Google Cloud BigQuery

Use change data capture to stream data from Google Cloud BigQuery tables to any data sink and transform them on the way.


Requirements

Please make sure that you have created a service account in Google Cloud, which is assigned to the primitive IAM role BigQuery Data Viewer on the level of the dataset and the primitive IAM roles BigQuery Job User and BigQuery Resource Viewer on the level of the project.


Configuration

This source connector supports the following configuration options:

Google Cloud credentials (JSON)

The content of the JSON-based credentials file provided by Google Cloud for the service account. The service account must have been assigned to the primitive IAM roles BigQuery Data Viewer (dataset level), BigQuery Job User (project level), and BigQuery ResourceViewer (project level).

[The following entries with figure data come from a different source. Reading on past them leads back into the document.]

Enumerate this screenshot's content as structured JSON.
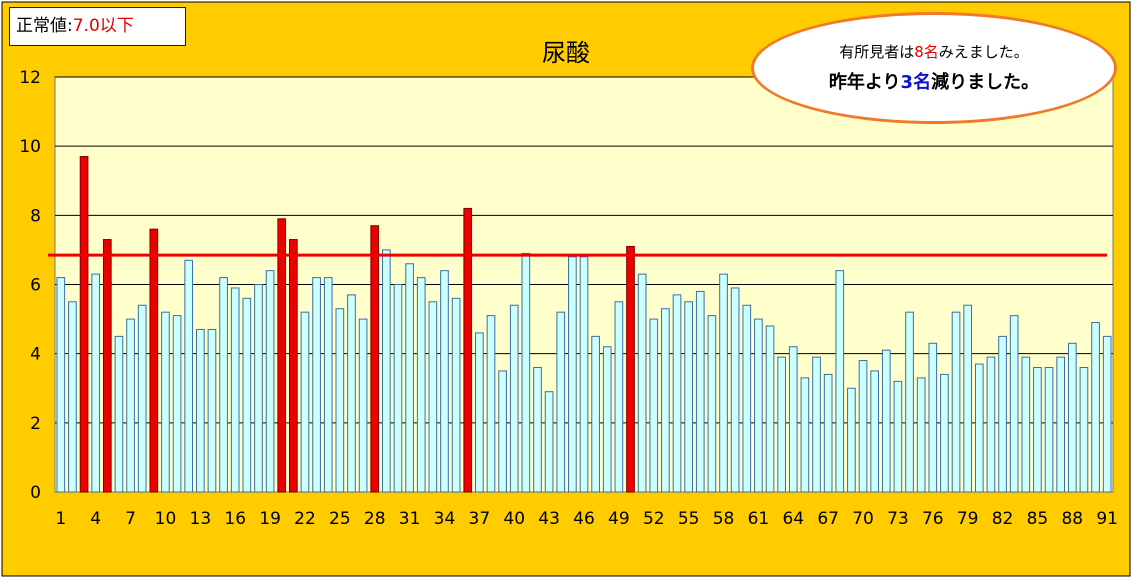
{
  "normal_range": {
    "label": "正常値:",
    "value": "7.0以下"
  },
  "annotation": {
    "line1_prefix": "有所見者は",
    "line1_count": "8名",
    "line1_suffix": "みえました。",
    "line2_prefix": "昨年より",
    "line2_count": "3名",
    "line2_suffix": "減りました。"
  },
  "colors": {
    "background": "#ffcc00",
    "plot_area": "#ffffcc",
    "bar_fill": "#ccffff",
    "bar_stroke": "#3a6ea5",
    "abnormal_bar": "#ee0000",
    "threshold_line": "#ee0000",
    "annotation_border": "#f07a2a"
  },
  "chart_data": {
    "type": "bar",
    "title": "尿酸",
    "xlabel": "",
    "ylabel": "",
    "ylim": [
      0,
      12
    ],
    "y_ticks": [
      "0",
      "2",
      "4",
      "6",
      "8",
      "10",
      "12"
    ],
    "x_tick_labels": [
      "1",
      "4",
      "7",
      "10",
      "13",
      "16",
      "19",
      "22",
      "25",
      "28",
      "31",
      "34",
      "37",
      "40",
      "43",
      "46",
      "49",
      "52",
      "55",
      "58",
      "61",
      "64",
      "67",
      "70",
      "73",
      "76",
      "79",
      "82",
      "85",
      "88",
      "91"
    ],
    "categories": [
      1,
      2,
      3,
      4,
      5,
      6,
      7,
      8,
      9,
      10,
      11,
      12,
      13,
      14,
      15,
      16,
      17,
      18,
      19,
      20,
      21,
      22,
      23,
      24,
      25,
      26,
      27,
      28,
      29,
      30,
      31,
      32,
      33,
      34,
      35,
      36,
      37,
      38,
      39,
      40,
      41,
      42,
      43,
      44,
      45,
      46,
      47,
      48,
      49,
      50,
      51,
      52,
      53,
      54,
      55,
      56,
      57,
      58,
      59,
      60,
      61,
      62,
      63,
      64,
      65,
      66,
      67,
      68,
      69,
      70,
      71,
      72,
      73,
      74,
      75,
      76,
      77,
      78,
      79,
      80,
      81,
      82,
      83,
      84,
      85,
      86,
      87,
      88,
      89,
      90,
      91
    ],
    "values": [
      6.2,
      5.5,
      9.7,
      6.3,
      7.3,
      4.5,
      5.0,
      5.4,
      7.6,
      5.2,
      5.1,
      6.7,
      4.7,
      4.7,
      6.2,
      5.9,
      5.6,
      6.0,
      6.4,
      7.9,
      7.3,
      5.2,
      6.2,
      6.2,
      5.3,
      5.7,
      5.0,
      7.7,
      7.0,
      6.0,
      6.6,
      6.2,
      5.5,
      6.4,
      5.6,
      8.2,
      4.6,
      5.1,
      3.5,
      5.4,
      6.9,
      3.6,
      2.9,
      5.2,
      6.8,
      6.8,
      4.5,
      4.2,
      5.5,
      7.1,
      6.3,
      5.0,
      5.3,
      5.7,
      5.5,
      5.8,
      5.1,
      6.3,
      5.9,
      5.4,
      5.0,
      4.8,
      3.9,
      4.2,
      3.3,
      3.9,
      3.4,
      6.4,
      3.0,
      3.8,
      3.5,
      4.1,
      3.2,
      5.2,
      3.3,
      4.3,
      3.4,
      5.2,
      5.4,
      3.7,
      3.9,
      4.5,
      5.1,
      3.9,
      3.6,
      3.6,
      3.9,
      4.3,
      3.6,
      4.9,
      4.5
    ],
    "threshold": 6.85,
    "grid": true,
    "legend": "none"
  }
}
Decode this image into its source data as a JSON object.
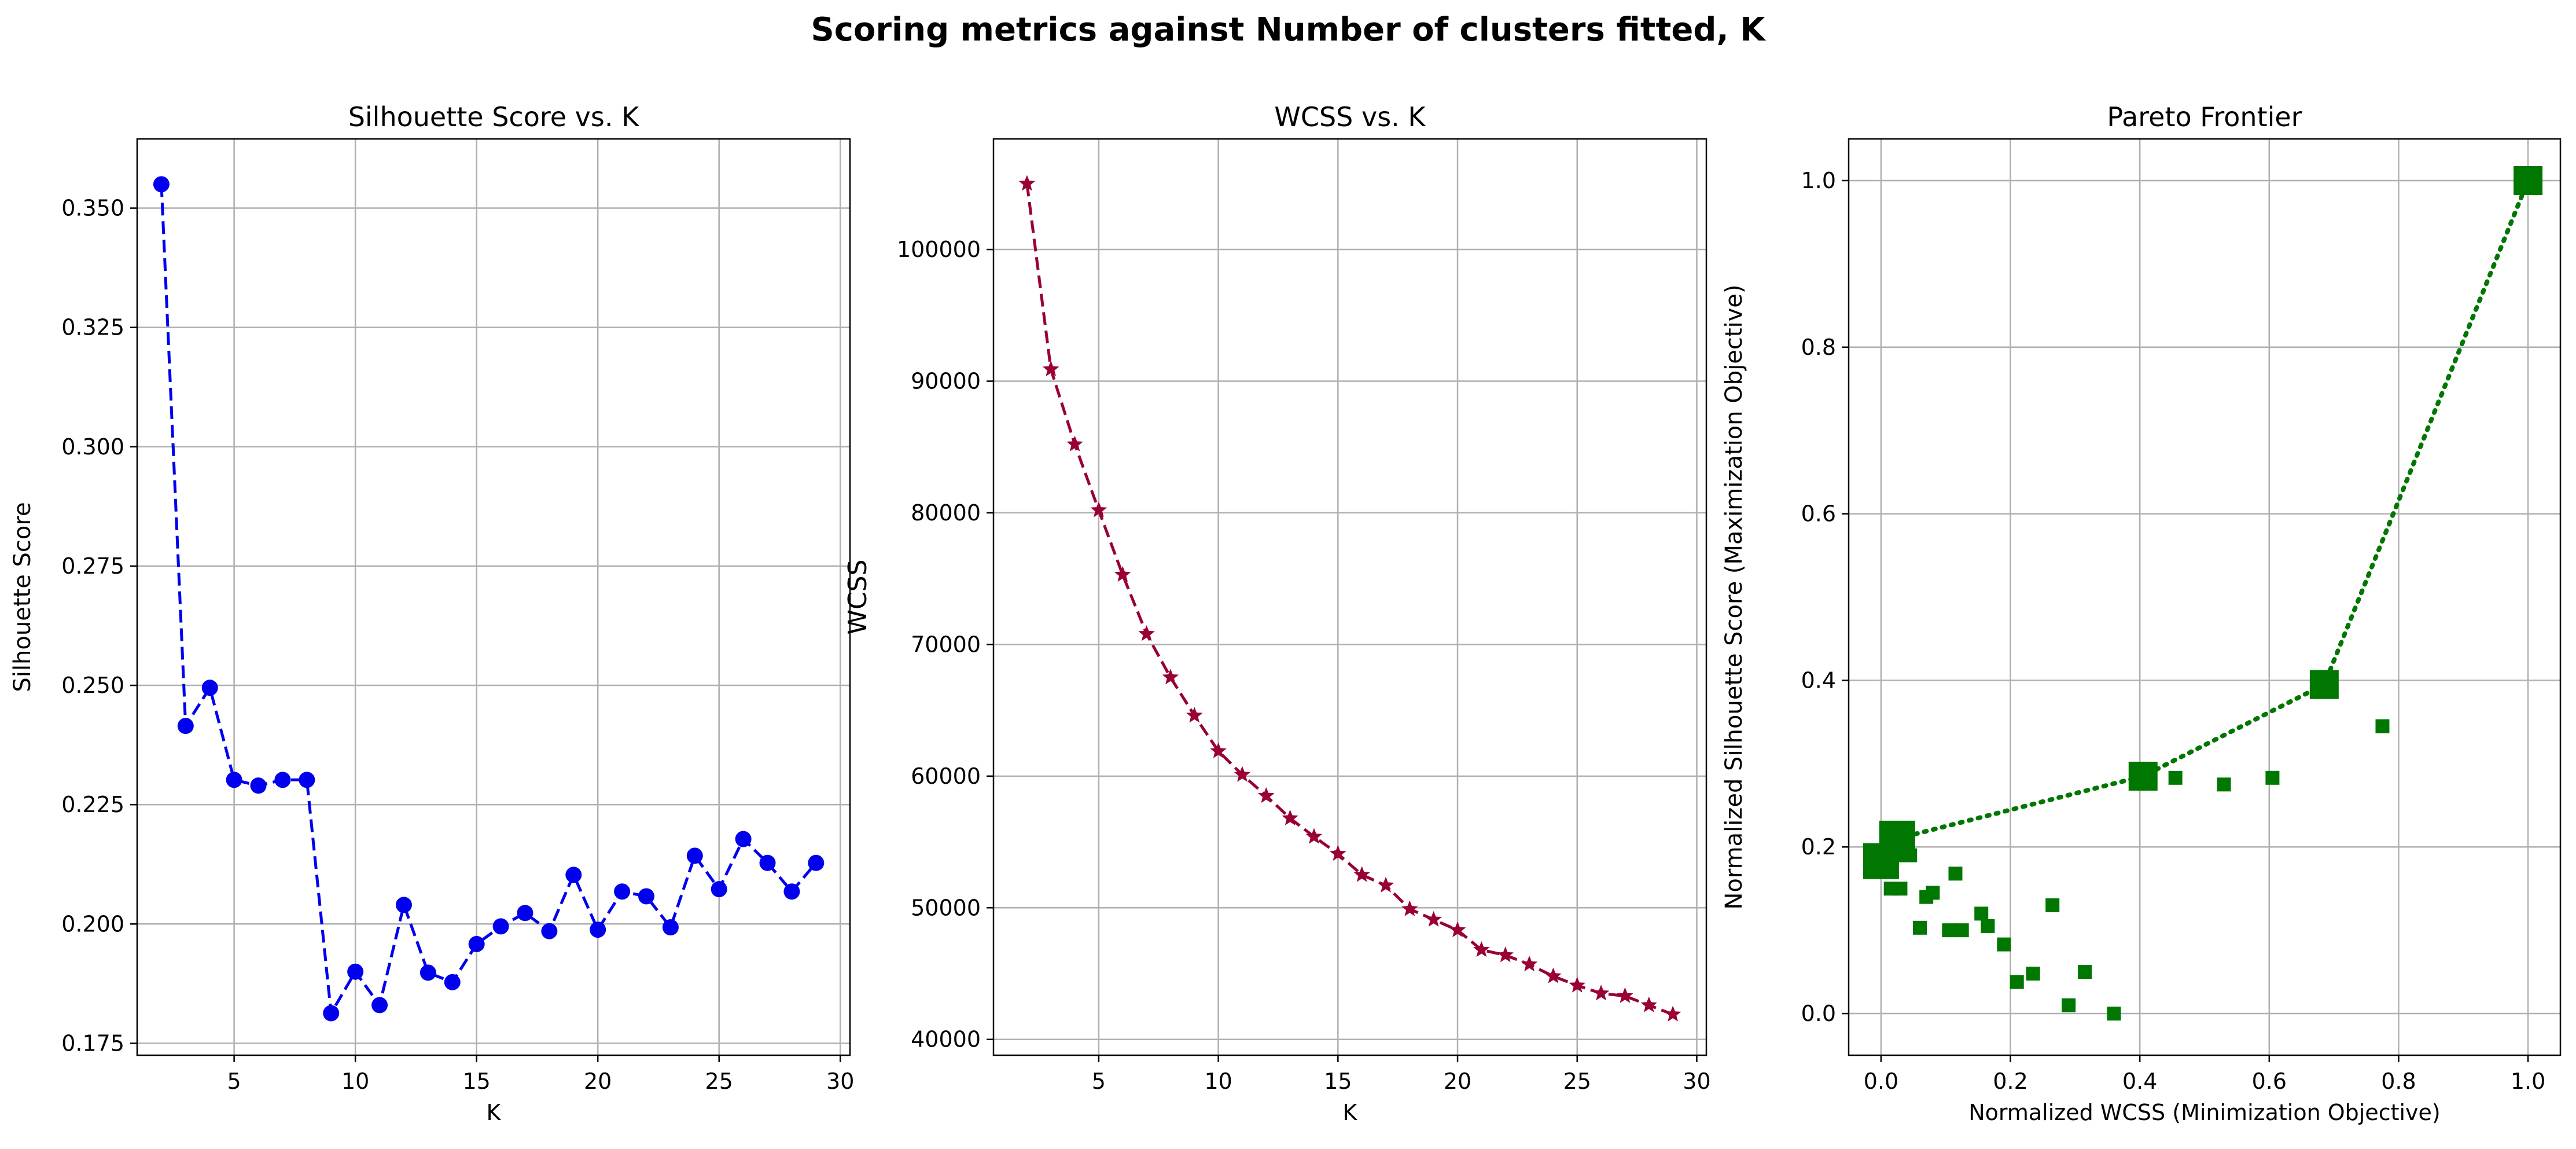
{
  "figure": {
    "suptitle": "Scoring metrics against Number of clusters fitted, K"
  },
  "chart_data": [
    {
      "type": "line",
      "title": "Silhouette Score vs. K",
      "xlabel": "K",
      "ylabel": "Silhouette Score",
      "xlim": [
        1,
        30.4
      ],
      "ylim": [
        0.1725,
        0.3645
      ],
      "xticks": [
        5,
        10,
        15,
        20,
        25,
        30
      ],
      "yticks": [
        0.175,
        0.2,
        0.225,
        0.25,
        0.275,
        0.3,
        0.325,
        0.35
      ],
      "ytick_decimals": 3,
      "grid": true,
      "color": "#0000ee",
      "marker": "circle",
      "linestyle": "dashed",
      "x": [
        2,
        3,
        4,
        5,
        6,
        7,
        8,
        9,
        10,
        11,
        12,
        13,
        14,
        15,
        16,
        17,
        18,
        19,
        20,
        21,
        22,
        23,
        24,
        25,
        26,
        27,
        28,
        29
      ],
      "y": [
        0.355,
        0.2415,
        0.2495,
        0.2302,
        0.229,
        0.2302,
        0.2302,
        0.1813,
        0.19,
        0.183,
        0.204,
        0.1898,
        0.1878,
        0.1958,
        0.1995,
        0.2023,
        0.1985,
        0.2103,
        0.1988,
        0.2068,
        0.2058,
        0.1993,
        0.2143,
        0.2073,
        0.2178,
        0.2128,
        0.2068,
        0.2128
      ]
    },
    {
      "type": "line",
      "title": "WCSS vs. K",
      "xlabel": "K",
      "ylabel": "WCSS",
      "xlim": [
        0.6,
        30.4
      ],
      "ylim": [
        38800,
        108400
      ],
      "xticks": [
        5,
        10,
        15,
        20,
        25,
        30
      ],
      "yticks": [
        40000,
        50000,
        60000,
        70000,
        80000,
        90000,
        100000
      ],
      "ytick_decimals": 0,
      "grid": true,
      "color": "#990033",
      "marker": "star",
      "linestyle": "dashed",
      "x": [
        2,
        3,
        4,
        5,
        6,
        7,
        8,
        9,
        10,
        11,
        12,
        13,
        14,
        15,
        16,
        17,
        18,
        19,
        20,
        21,
        22,
        23,
        24,
        25,
        26,
        27,
        28,
        29
      ],
      "y": [
        105000,
        90900,
        85200,
        80200,
        75300,
        70800,
        67500,
        64600,
        61900,
        60100,
        58500,
        56800,
        55400,
        54100,
        52500,
        51700,
        49900,
        49100,
        48300,
        46800,
        46400,
        45700,
        44800,
        44100,
        43500,
        43300,
        42600,
        41900
      ]
    },
    {
      "type": "scatter",
      "title": "Pareto Frontier",
      "xlabel": "Normalized WCSS (Minimization Objective)",
      "ylabel": "Normalized Silhouette Score (Maximization Objective)",
      "xlim": [
        -0.05,
        1.05
      ],
      "ylim": [
        -0.05,
        1.05
      ],
      "xticks": [
        0,
        0.2,
        0.4,
        0.6,
        0.8,
        1
      ],
      "yticks": [
        0,
        0.2,
        0.4,
        0.6,
        0.8,
        1
      ],
      "ytick_decimals": 1,
      "grid": true,
      "color": "#007700",
      "marker": "square",
      "points": [
        {
          "x": 0.025,
          "y": 0.19
        },
        {
          "x": 0.045,
          "y": 0.19
        },
        {
          "x": 0.015,
          "y": 0.15
        },
        {
          "x": 0.03,
          "y": 0.15
        },
        {
          "x": 0.07,
          "y": 0.14
        },
        {
          "x": 0.08,
          "y": 0.145
        },
        {
          "x": 0.06,
          "y": 0.103
        },
        {
          "x": 0.105,
          "y": 0.1
        },
        {
          "x": 0.125,
          "y": 0.1
        },
        {
          "x": 0.115,
          "y": 0.168
        },
        {
          "x": 0.155,
          "y": 0.12
        },
        {
          "x": 0.165,
          "y": 0.105
        },
        {
          "x": 0.19,
          "y": 0.083
        },
        {
          "x": 0.21,
          "y": 0.038
        },
        {
          "x": 0.235,
          "y": 0.048
        },
        {
          "x": 0.265,
          "y": 0.13
        },
        {
          "x": 0.29,
          "y": 0.01
        },
        {
          "x": 0.315,
          "y": 0.05
        },
        {
          "x": 0.36,
          "y": 0.0
        },
        {
          "x": 0.455,
          "y": 0.283
        },
        {
          "x": 0.53,
          "y": 0.275
        },
        {
          "x": 0.605,
          "y": 0.283
        },
        {
          "x": 0.775,
          "y": 0.345
        }
      ],
      "frontier": [
        {
          "x": 0.0,
          "y": 0.183
        },
        {
          "x": 0.025,
          "y": 0.21
        },
        {
          "x": 0.405,
          "y": 0.285
        },
        {
          "x": 0.685,
          "y": 0.395
        },
        {
          "x": 1.0,
          "y": 1.0
        }
      ]
    }
  ]
}
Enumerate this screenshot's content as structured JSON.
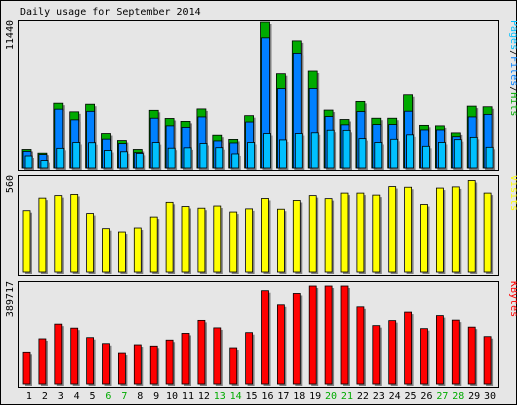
{
  "chart_data": {
    "type": "bar",
    "title": "Daily usage for September 2014",
    "categories": [
      "1",
      "2",
      "3",
      "4",
      "5",
      "6",
      "7",
      "8",
      "9",
      "10",
      "11",
      "12",
      "13",
      "14",
      "15",
      "16",
      "17",
      "18",
      "19",
      "20",
      "21",
      "22",
      "23",
      "24",
      "25",
      "26",
      "27",
      "28",
      "29",
      "30"
    ],
    "weekend_days": [
      "6",
      "7",
      "13",
      "14",
      "20",
      "21",
      "27",
      "28"
    ],
    "colors": {
      "background": "#e6e6e6",
      "hits": "#00aa00",
      "files": "#0080ff",
      "pages": "#00c0ff",
      "visits": "#ffff00",
      "kbytes": "#ff0000",
      "weekday_label": "#000000",
      "weekend_label": "#00aa00"
    },
    "panels": [
      {
        "id": "hits",
        "ymax_label": "11440",
        "ylim": [
          0,
          11440
        ],
        "legend_parts": [
          {
            "text": "Pages",
            "color": "#00c0ff"
          },
          {
            "text": "/",
            "color": "#000000"
          },
          {
            "text": "Files",
            "color": "#0080ff"
          },
          {
            "text": "/",
            "color": "#000000"
          },
          {
            "text": "Hits",
            "color": "#00aa00"
          }
        ],
        "series": [
          {
            "name": "Hits",
            "values": [
              1450,
              1160,
              5080,
              4400,
              5000,
              2700,
              2150,
              1450,
              4520,
              3880,
              3650,
              4630,
              2570,
              2240,
              4100,
              11440,
              7390,
              9960,
              7600,
              4540,
              3800,
              5220,
              3900,
              3900,
              5740,
              3340,
              3300,
              2750,
              4850,
              4800
            ]
          },
          {
            "name": "Files",
            "values": [
              1300,
              1050,
              4610,
              3770,
              4440,
              2260,
              1910,
              1200,
              3900,
              3300,
              3180,
              4000,
              2120,
              1960,
              3600,
              10200,
              6220,
              8980,
              6230,
              4030,
              3380,
              4420,
              3400,
              3400,
              4450,
              2980,
              2980,
              2450,
              4000,
              4200
            ]
          },
          {
            "name": "Pages",
            "values": [
              940,
              580,
              1540,
              2000,
              1980,
              1370,
              1270,
              1140,
              1990,
              1550,
              1580,
              1920,
              1590,
              1100,
              2000,
              2700,
              2200,
              2700,
              2760,
              2960,
              2950,
              2300,
              2000,
              2250,
              2600,
              1700,
              2000,
              2220,
              2400,
              1620
            ]
          }
        ]
      },
      {
        "id": "visits",
        "ymax_label": "560",
        "ylim": [
          0,
          560
        ],
        "legend_parts": [
          {
            "text": "Visits",
            "color": "#ffff00"
          }
        ],
        "series": [
          {
            "name": "Visits",
            "values": [
              365,
              440,
              455,
              462,
              348,
              258,
              238,
              262,
              327,
              415,
              390,
              380,
              393,
              357,
              376,
              438,
              374,
              426,
              455,
              437,
              470,
              470,
              458,
              509,
              505,
              402,
              500,
              507,
              545,
              470
            ]
          }
        ]
      },
      {
        "id": "kbytes",
        "ymax_label": "389717",
        "ylim": [
          0,
          389717
        ],
        "legend_parts": [
          {
            "text": "KBytes",
            "color": "#ff0000"
          }
        ],
        "series": [
          {
            "name": "KBytes",
            "values": [
              126000,
              179000,
              238000,
              222000,
              184000,
              160000,
              123000,
              155000,
              150000,
              174000,
              201000,
              253000,
              223000,
              143000,
              204000,
              371000,
              315000,
              360000,
              389717,
              389717,
              389717,
              307000,
              232000,
              252000,
              286000,
              220000,
              272000,
              254000,
              226000,
              188000
            ]
          }
        ]
      }
    ]
  }
}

Service account e-mail address

The e-mail address of the service account. We try to automatically extract the e-mail address from the provided Google Cloud credentials.

Project name

The name of the BigQuery project. We try to automatically extract the name of the BigQuery project from the provided Google Cloud credentials.

Dataset name

The name of the BigQuery dataset.

Table name

The name of the BigQuery table (or view). You may retrieve the list of tables (and views) available in the given BigQuery project and dataset by clicking on Fetch table names.

Change Data Capture mode

You may choose one of the following modes for change data capture:

  • BULK: Recurringly load all data from the BigQuery table. Basically no change data capture at all.
  • INCREMENTING: Use the primary key column, specified using the Primary key column configuration option, to recurringly extract new records. This mode does only extract INSERTs, but skips UPDATEs and DELETEs.
  • TIMESTAMP: Use the timestamp column, specified using the Timestamp column configuration option, to recurringly extract new and updated records. This mode does only extract INSERTs and UPDATEs, but skips DELETEs.
  • TIMESTAMP/INCREMENTING: Use the primary key column and the timestamp column, specified using the Primary key column and Timestamp column configuration options, to recurringly extract new and updated records. This mode does only extract INSERTs and UPDATEs, but skips DELETEs.
Primary key column

BigQuery does not natively support the concept of primary keys. Specifying a column, which can be used for uniquely identifying a row in BigQuery, allows DataCater to detect new records. Please make sure that this colum is never NULL.

Timestamp column

DataCater can use a timestamp column, which stores the time of the most recent update of a record, to detect record updates. Specifying the timestamp column is required when using TIMESTAMP or TIMESTAMP/INCREMENTING as Change Data Capture mode.

Sync interval

The interval in milliseconds between synchronizations of the BigQuery table and DataCater (default: 60000).


Data Types

The following table shows the mapping between BigQuery data types and the data types used by DataCater.

BigQuery data type DataCater data type
ARRAY String
BOOLEAN Boolean
BYTES String
DATE Date
DATETIME Timestamp
FLOAT Double
INTEGER Long
NUMERIC Double
STRING String
STRUCT String
TIME Time
TIMESTAMP Timestamp

DataCater extracts the BigQuery data types ARRAY and STRUCT as JSON-formatted strings.


Installation (On-Premise only)

For licensing reasons, we are not allowed to ship the official BigQuery JAR file, which is why we need to ask you to manually download the JAR file and mount it into the folder /kafka/connect/kafka-connect-jdbc of the Kafka Connect containers - Thanks for your understanding.